Le case che non visitò mai, il bivio che non ebbe il coraggio di prendere, il posto che lui non scelse, era andato avanti. Correndo su una strada parallela alla sua, come tutte le storie che non abbiamo il coraggio di incrociare e poi, dopo troppo tempo, ci accorgiamo che si sono troppo allontanate e raggiungerle non ha più senso.
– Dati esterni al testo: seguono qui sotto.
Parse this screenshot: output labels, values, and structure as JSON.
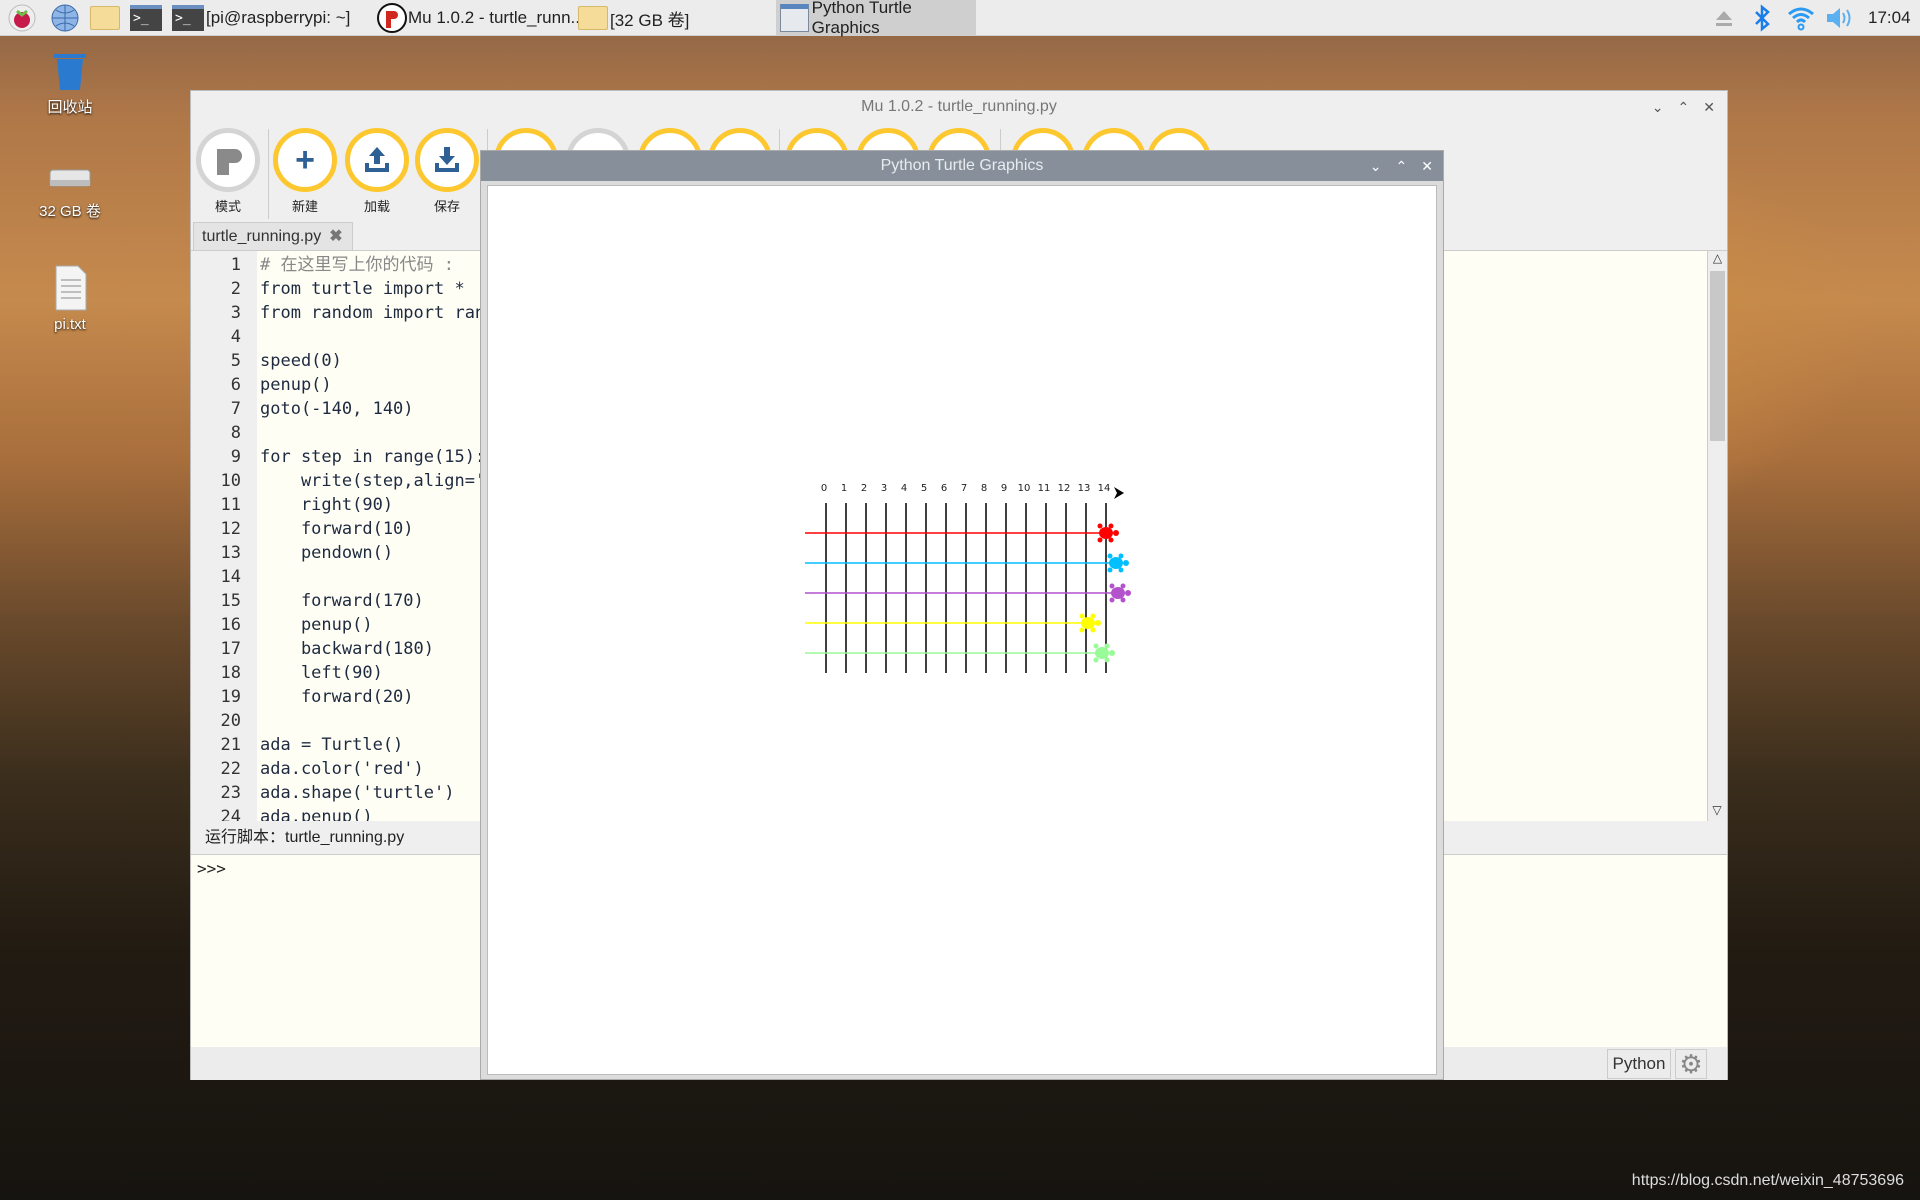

I suoi figli si sposarono ed ebbero a loro volta dei figli, andarono entrambi a vivere in città. Alfredo decise di fare solo il nonno e andò in pensione. La mattina continuò ad andare su e giù per la statale per badare ai piccoli nipoti.

I nipoti non ebbero più bisogno dei nonni, proprio quando Alfredo cominciò ad avere difficoltà a guidare; fece ancora uno sforzo per la più piccola dei tre. Una sera, nel temporale, non riusciva più a riconoscere la statale, la strada era diventata una minaccia, ostile, stretta e pericolosa. Ebbe paura. Il giorno dopo riportò la macchina in concessionaria e non guidò mai più.

Da quando Laura è scomparsa, quasi due anni fa, il figlio nei weekend va a prenderlo per portarlo in città. Alfredo lascia ai nipoti il posto avanti e si siede sempre sul sedile posteriore, si concentra e guarda dritto dinanzi a sé per paura di vomitare.

Ha comprato anche una bici, talvolta pedala su quella strada dei ricordi. Spesso alla fermata di Carcàra vede una donna ferma proprio sotto il vecchio cartello. Ha le lentiggini sul viso e tiene un carrello della spesa con la mano destra. Allora rallenta, per guardarla bene, perchè “per ogni strada c’è una velocità giusta”.

Scusa ti chiami Stefania ?” vorrebbe fermarsi e ripartire da una domanda, ma non ha il coraggio, e poi adesso gli è più utile il dubbio.

La strada, quel pezzo di strada, è diventato di nuovo quello della speranza e dell’amore.